Pasaron dos meses, y Mangete estaba muy contento tratando de seguir a su nuevo Señor. Luego, hubo mucha conmoción en el campamento. Venía el misionero, ¡pero no venía solo! ¡Venía con otros misioneros, y niños, para pasar con ellos una semana entera!
¡Cómo trabajaron y se apuraron, y cuando llegaron los misioneros se encontraron con que los pigmeos les habían construido una choza grande y cuadrada de hojas, y con un piso de ramitas!
¡Qué días maravillosos pasaron! Tenían reuniones cuatro veces al día, y a Mangete ¡le hubiera gustado que fueran más! Los misioneros les mostraron cuadros maravillosos en un tablero de franela negra mientras les hablaban, y aprendieron más cantos acerca de Jesús y más palabras de su Libro. Mangete y sus amigos casi siempre eran los primeros en aparecer cuando oían el tamboreo en la selva que los llamaba.
¡Oh, no! A Mangete no se le hubiera ocurrido faltar a ninguna reunión porque había encontrado algo más dulce que la miel: ¡Las palabras maravillosas del Libro de Dios!
La visita ya casi había terminado. El último día, la señora misionera llamó a Mangete y a uno de sus amigos para que se acercaran, y dijo:
—Mangete, ¿te gustaría volver al Centro Misionero con nosotros, y aprender a leer la Palabra de Dios?
—¡Oh, sí, sí!—exclamó. ¡Qué contento estaba!
Así que Mangete se fue con ellos y asistió a la escuela. Su corazoncito sediento parecía absorber todo lo que aprendía de la Palabra de Dios. Después de clase trabajaba en la quinta de la misionera. Ella le dio unas ropas blancas, y ¡qué orgulloso estaba de ellas! ¡Cuando caminaba en el sol, no podía menos que mirar su ropa blanca!

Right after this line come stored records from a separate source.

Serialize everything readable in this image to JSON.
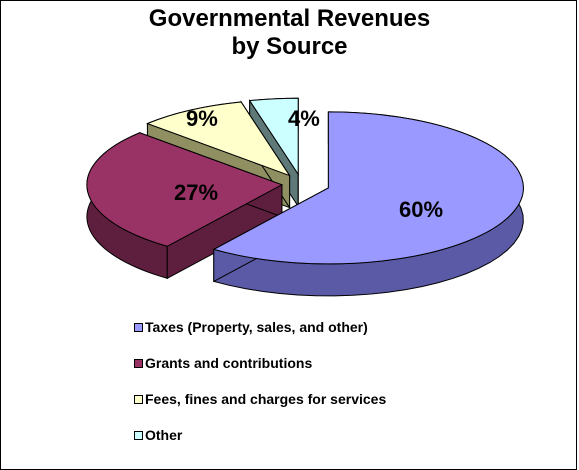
{
  "chart_data": {
    "type": "pie",
    "title_lines": [
      "Governmental Revenues",
      "by Source"
    ],
    "slices": [
      {
        "label": "Taxes (Property, sales, and other)",
        "value": 60,
        "value_label": "60%",
        "color": "#9999ff",
        "side": "#5a5aa6"
      },
      {
        "label": "Grants and contributions",
        "value": 27,
        "value_label": "27%",
        "color": "#993366",
        "side": "#5e1f3f"
      },
      {
        "label": "Fees, fines and charges for services",
        "value": 9,
        "value_label": "9%",
        "color": "#ffffcc",
        "side": "#8f8f62"
      },
      {
        "label": "Other",
        "value": 4,
        "value_label": "4%",
        "color": "#ccffff",
        "side": "#5f7878"
      }
    ],
    "legend_position": "bottom",
    "style": "3d-exploded"
  }
}
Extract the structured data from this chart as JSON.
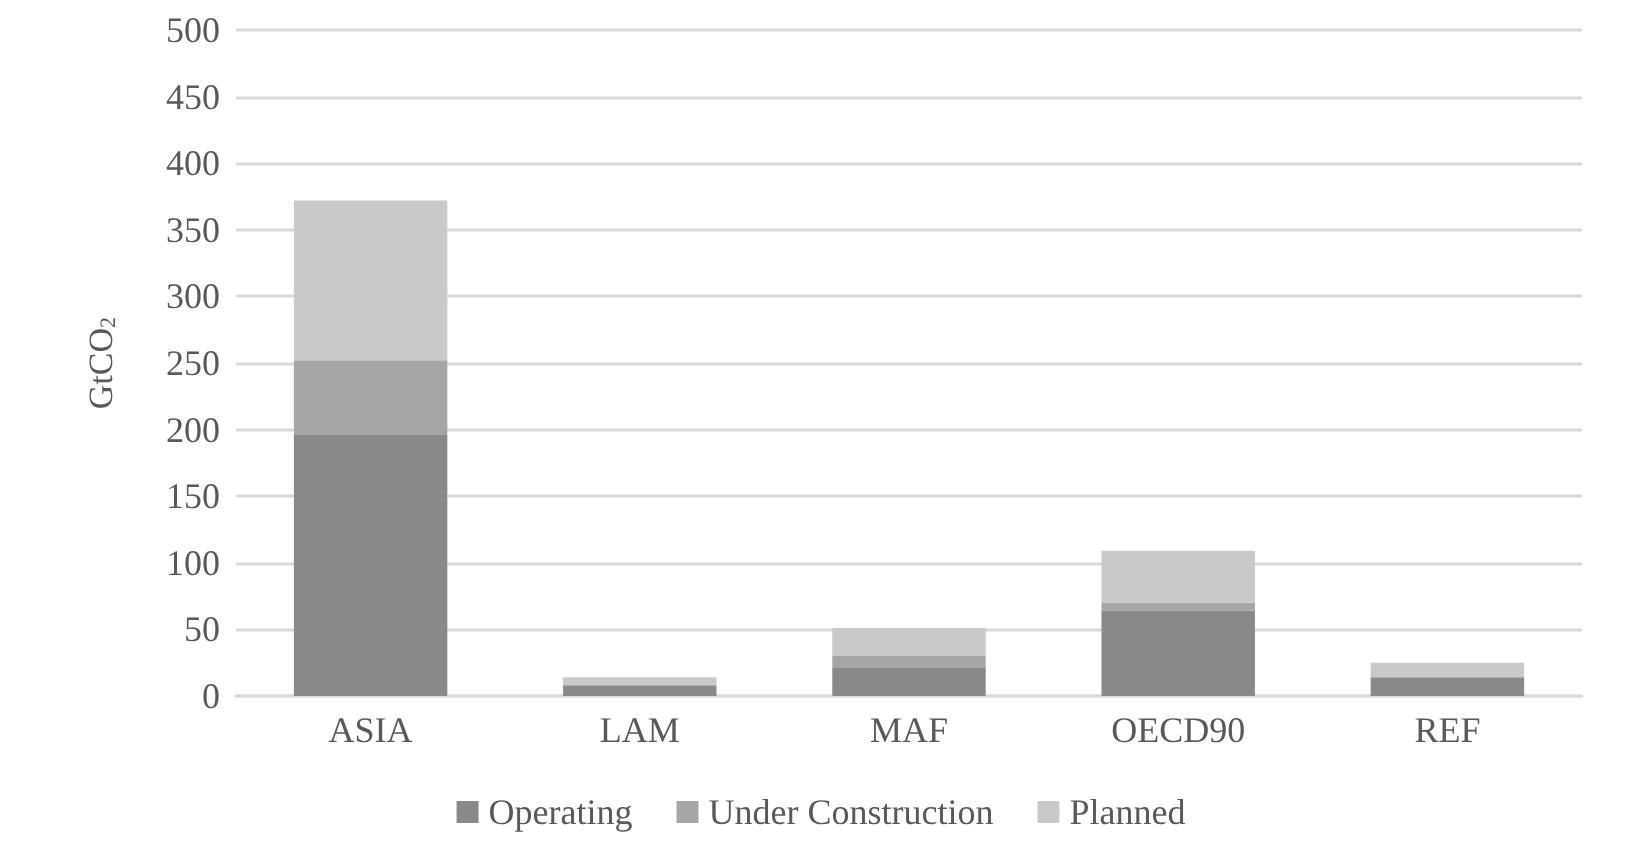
{
  "chart_data": {
    "type": "bar",
    "ylabel": "GtCO$_{2}$",
    "categories": [
      "ASIA",
      "LAM",
      "MAF",
      "OECD90",
      "REF"
    ],
    "series": [
      {
        "name": "Operating",
        "color": "#898989",
        "values": [
          196,
          8,
          21,
          64,
          14
        ]
      },
      {
        "name": "Under Construction",
        "color": "#a6a6a6",
        "values": [
          56,
          null,
          9,
          6,
          null
        ]
      },
      {
        "name": "Planned",
        "color": "#c9c9c9",
        "values": [
          120,
          6,
          21,
          39,
          11
        ]
      }
    ],
    "stacked": true,
    "ylim": [
      0,
      500
    ],
    "yticks": [
      0,
      50,
      100,
      150,
      200,
      250,
      300,
      350,
      400,
      450,
      500
    ],
    "grid": true,
    "legend": "bottom"
  }
}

Pero cuando apareció al día siguiente, otra vez tenía puesto sólo su taparrabos hecho de una corteza de árbol.
—¿Dónde está tu ropa, Mangete?—preguntó la misionera.
—La estoy guardando para el domingo, y después de la escuela dominical, ¿me da permiso para caminar ligerito a casa para ver a mamá y papá? Estaré de vuelta antes del anochecer.
Manguete vive ahora en el Centro Misionero en Lolwa. Casi ha terminado de aprender a leer, y cuando lo haya hecho, podrá llevar la Palabra de Dios a su propio pueblo. Cuando se internen profundamente en la selva para buscar nueces y miel, y elefantes para comer, les puede leer todas las mañanas y las noches del Libro de Jesús que ha encontrado ser más dulce que la miel.